In [2]:
import math
import statistics
import numpy as np
import scipy.stats
import pandas as pd

In [3]:
x = [8.0, 1, 2.5, 4, 28.0]
x_with_nan = [8.0, 1, 2.5, math.nan, 4, 28.0]
print(x)

x_with_nan


[8.0, 1, 2.5, 4, 28.0]


[8.0, 1, 2.5, nan, 4, 28.0]

In [4]:
y, y_with_nan = np.array(x), np.array(x_with_nan)
z, z_with_nan = pd.Series(x), pd.Series(x_with_nan)
z

0     8.0
1     1.0
2     2.5
3     4.0
4    28.0
dtype: float64

## Calculating Descriptive Statistics
      1. Measures of Central Tendency

In [5]:
mean_ = statistics.mean(x)
print(mean_)

#  fmean() is introduced in Python 3.8 as a faster alternative to mean(). It always returns a floating-point number.
mean_ = statistics.fmean(x)
mean_


8.7


8.7

In [6]:
mean_ = statistics.mean(x_with_nan)
print(mean_)

mean_ = statistics.fmean(x_with_nan)
mean_

nan


nan

In [8]:
mean_ = np.mean(y)
print(mean_)
# or
y.mean() #The function mean() and method .mean() from NumPy return the same result as statistics.mean()

8.7


8.7

In [9]:
# If you prefer to ignore nan values, then you can use np.nanmean():
np.nanmean(y_with_nan)

8.7

In [10]:
# pd.Series objects also have the method .mean():
# However, .mean() from Pandas ignores nan values by default:
z_with_nan.mean()

8.7

In [11]:
# Weighted Mean
x = [8.0, 1, 2.5, 4, 28.0]
w = [0.1, 0.2, 0.3, 0.25, 0.15]
np.average(x, weights=w)

6.95

In [5]:
# Harmonic Mean
hmean = len(x) / sum(1 / item for item in x)
hmean


2.7613412228796843

In [7]:
scipy.stats.hmean(y)

2.7613412228796843

In [8]:
gmean = statistics.geometric_mean(x)
gmean

4.67788567485604

In [10]:
print(scipy.stats.gmean(y))

scipy.stats.gmean(z)

4.67788567485604


4.67788567485604

In [11]:
# Median
# The sample median is the middle element of a sorted dataset.
# The dataset can be sorted in increasing or decreasing order. If the number of elements 𝑛 of the dataset is odd, then the median is the value at the middle position: 0.5(𝑛 + 1).
# If 𝑛 is even, then the median is the arithmetic mean of the two values in the middle, that is, the items at the positions 0.5𝑛 and 0.5𝑛 + 1.
# The main difference between the behavior of the mean and median is related to dataset outliers or extremes.
# The mean is heavily affected by outliers, but the median only depends on outliers either slightly or not at all.
n = len(x)
if n % 2:
    median_ = sorted(x)[round(0.5*(n-1))]
else:
    x_ord, index = sorted(x), round(0.5 * n)
    median_ = 0.5 * (x_ord[index-1] + x_ord[index])

median_

4

In [19]:
median_ = statistics.median(x)
median_

median_ = statistics.median(x[:-1]) # The sorted version of x[:-1], which is x without the last item 28.0, is [1, 2.5, 4, 8.0]
median_

3.25

In [20]:
# Unlike most other functions from the Python statistics library, median(), median_low(), and median_high() don’t return nan when there are nan values among the data points:
print(statistics.median(x_with_nan))

# If the number of elements is even, then there are two middle values. 
# In this case, median_low() returns the lower and median_high() the higher middle value.

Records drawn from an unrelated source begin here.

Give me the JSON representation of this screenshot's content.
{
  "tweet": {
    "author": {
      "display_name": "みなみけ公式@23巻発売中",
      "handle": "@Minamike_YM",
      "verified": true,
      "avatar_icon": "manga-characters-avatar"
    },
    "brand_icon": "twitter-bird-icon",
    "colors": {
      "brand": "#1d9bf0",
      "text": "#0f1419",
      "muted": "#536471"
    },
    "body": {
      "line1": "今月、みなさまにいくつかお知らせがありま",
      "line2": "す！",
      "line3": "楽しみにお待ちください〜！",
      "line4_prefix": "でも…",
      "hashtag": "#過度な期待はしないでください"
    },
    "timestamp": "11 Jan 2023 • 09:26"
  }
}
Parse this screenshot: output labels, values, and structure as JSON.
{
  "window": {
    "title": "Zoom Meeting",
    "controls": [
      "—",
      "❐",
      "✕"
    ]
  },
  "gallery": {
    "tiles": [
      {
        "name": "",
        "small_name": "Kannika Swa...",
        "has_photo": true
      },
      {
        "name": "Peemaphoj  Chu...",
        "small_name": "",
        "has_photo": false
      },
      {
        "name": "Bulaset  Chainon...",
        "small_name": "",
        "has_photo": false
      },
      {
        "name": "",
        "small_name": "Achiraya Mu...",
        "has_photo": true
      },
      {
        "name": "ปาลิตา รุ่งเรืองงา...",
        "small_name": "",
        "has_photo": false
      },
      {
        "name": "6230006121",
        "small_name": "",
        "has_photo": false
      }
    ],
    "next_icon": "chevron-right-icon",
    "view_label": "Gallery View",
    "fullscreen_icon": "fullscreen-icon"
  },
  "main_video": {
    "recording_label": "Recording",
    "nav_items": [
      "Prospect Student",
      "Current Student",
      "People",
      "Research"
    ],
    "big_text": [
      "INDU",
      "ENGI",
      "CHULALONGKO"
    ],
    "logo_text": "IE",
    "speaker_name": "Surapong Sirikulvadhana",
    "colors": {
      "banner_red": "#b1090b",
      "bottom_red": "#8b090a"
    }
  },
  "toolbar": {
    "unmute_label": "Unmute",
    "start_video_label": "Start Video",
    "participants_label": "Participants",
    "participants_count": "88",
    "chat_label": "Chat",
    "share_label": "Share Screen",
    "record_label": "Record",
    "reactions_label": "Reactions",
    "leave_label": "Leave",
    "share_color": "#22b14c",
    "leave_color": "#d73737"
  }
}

print(statistics.median_low(x_with_nan))

print(statistics.median_high(x_with_nan))

6.0
4
8.0


In [21]:
print(np.nanmedian(y_with_nan))

np.nanmedian(y_with_nan[:-1])

4.0


3.25

In [24]:
# Mode
# The sample mode is the value in the dataset that occurs most frequently. 
# If there isn’t a single such value, then the set is multimodal since it has multiple modal values. For example, in the set that contains the points 2, 3, 2, 8, and 12, the number 2 is the mode because it occurs twice, unlike the other items that occur only once.

#  mode with pure Python
u = [2, 3, 2, 8, 12, 5, 9, 3, 5, 7, 5]

mode_ = max((u.count(item), item) for item in set(u))[1]
mode_

5

In [31]:
v = [15, 12, 34, 12, 15, 12, 15, 21, 15, 12]
print(statistics.mode(v))  # returns the first value having highest frequency
statistics.multimode(v)


15


[15, 12]

In [32]:
u, v = np.array(u), np.array(v)
mode_ = scipy.stats.mode(u)
print(mode_)

mode_ = scipy.stats.mode(v) # If there are multiple modal values in the dataset, then only the smallest value is returned.
mode_

ModeResult(mode=array([5]), count=array([3]))


ModeResult(mode=array([12]), count=array([4]))

In [33]:
# You can get the mode and its number of occurrences as NumPy arrays with dot notation:
print(mode_.mode)

mode_.count

[12]


array([4])

In [35]:
# Pandas Series objects have the method .mode() that handles multimodal values well and ignores nan values by default:
u, v, w = pd.Series(u), pd.Series(v), pd.Series([2, 2, math.nan])
print(u.mode(),'\n')

print(v.mode())

w.mode()
#  If you want .mode() to take nan values into account, then just pass the optional argument dropna=False.

0    5
dtype: int32 

0    12
1    15
dtype: int32


0    2.0
dtype: float64